The new approach stems from the district’s Character Education Committee, which suggested educators narrow character education to focus on specific traits and provided educators with a wealth of resources to draw from, according to the news site.

And Payne believes students are catching on as they relate the stories on character to their own lives.

“They’re using the words,” she said. “I’ll hear things like ‘Mrs. Payne, I did a random act of kindness for my mom or my sister.’”

Students’ positive response echoes findings from the Institute for Advanced Studies in Culture’s School Cultures and Student Formation Project, which examined character formation in a wide variety of American schools.

In a summary of the research, The Content of Their Character, editors James Davison Hunter and Ryan S. Olson explain, “The presence of texts, traditions, and exemplars as sources for framing the moral culture of the school certainly create conditions conducive for explanation and illumination.”

At Canandaigua Primary-Elementary School, the pairing of literature and explicit instruction are helping students catch on to what is expected of them. School officials are also incorporating ways to honor students who demonstrate good character.

“Students across the building are being recognized for displaying good character with positive office referrals. We have posted several pictures to our Twitter account,” assistant principal Martha End told the Daily Messenger.

“When students receive a positive office referral, they come down to their grade level office and we celebrate them for a few minutes.
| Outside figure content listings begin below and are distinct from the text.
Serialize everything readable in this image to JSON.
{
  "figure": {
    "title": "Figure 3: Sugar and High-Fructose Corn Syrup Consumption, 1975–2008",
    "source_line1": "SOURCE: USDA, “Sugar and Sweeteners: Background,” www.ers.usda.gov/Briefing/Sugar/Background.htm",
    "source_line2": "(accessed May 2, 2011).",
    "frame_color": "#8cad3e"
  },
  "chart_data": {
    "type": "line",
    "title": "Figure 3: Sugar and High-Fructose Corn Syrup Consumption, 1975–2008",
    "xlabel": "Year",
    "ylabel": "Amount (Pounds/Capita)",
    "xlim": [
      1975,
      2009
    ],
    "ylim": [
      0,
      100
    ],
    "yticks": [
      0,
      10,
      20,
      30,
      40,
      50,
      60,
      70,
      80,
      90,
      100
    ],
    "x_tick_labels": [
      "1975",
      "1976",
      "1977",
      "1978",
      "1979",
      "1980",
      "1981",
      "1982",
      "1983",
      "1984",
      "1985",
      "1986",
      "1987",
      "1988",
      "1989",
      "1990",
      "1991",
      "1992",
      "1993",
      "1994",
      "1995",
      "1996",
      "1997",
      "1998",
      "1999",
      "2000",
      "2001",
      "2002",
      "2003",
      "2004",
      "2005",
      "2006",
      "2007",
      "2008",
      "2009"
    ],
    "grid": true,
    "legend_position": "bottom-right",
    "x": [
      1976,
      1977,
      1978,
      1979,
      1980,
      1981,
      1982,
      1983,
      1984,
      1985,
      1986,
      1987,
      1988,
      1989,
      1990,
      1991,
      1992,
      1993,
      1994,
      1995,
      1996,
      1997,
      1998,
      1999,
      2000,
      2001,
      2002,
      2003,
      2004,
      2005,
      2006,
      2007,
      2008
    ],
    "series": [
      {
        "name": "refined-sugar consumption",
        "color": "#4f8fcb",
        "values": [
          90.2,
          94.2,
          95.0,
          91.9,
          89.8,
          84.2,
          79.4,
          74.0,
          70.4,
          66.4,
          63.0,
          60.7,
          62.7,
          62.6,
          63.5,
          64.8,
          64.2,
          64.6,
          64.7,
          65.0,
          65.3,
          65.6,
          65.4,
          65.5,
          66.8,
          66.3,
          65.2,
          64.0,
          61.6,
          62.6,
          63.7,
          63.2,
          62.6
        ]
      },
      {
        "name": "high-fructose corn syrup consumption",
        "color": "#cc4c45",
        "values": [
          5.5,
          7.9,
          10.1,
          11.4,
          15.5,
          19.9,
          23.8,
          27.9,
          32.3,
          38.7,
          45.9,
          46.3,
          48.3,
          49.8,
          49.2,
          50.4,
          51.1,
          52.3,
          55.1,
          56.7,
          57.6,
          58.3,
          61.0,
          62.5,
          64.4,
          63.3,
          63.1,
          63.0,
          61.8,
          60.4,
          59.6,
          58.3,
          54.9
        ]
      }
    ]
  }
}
Student pictures are then displayed on our Character Counts board.”

Administrators call parents to share the good news, as well. “They are so proud,” said another assistant principal, Emily Tatar. “We also celebrate our students with Braves of the Month. Each teacher selects two students to be celebrated, and we hang up their picture outside of the office to recognize them.”

Educators interested in forming strong character in students can find resources at the Jubilee Centre for Character and Virtues, including a school ethos self-evaluation framework to identify strengths and weaknesses in school culture.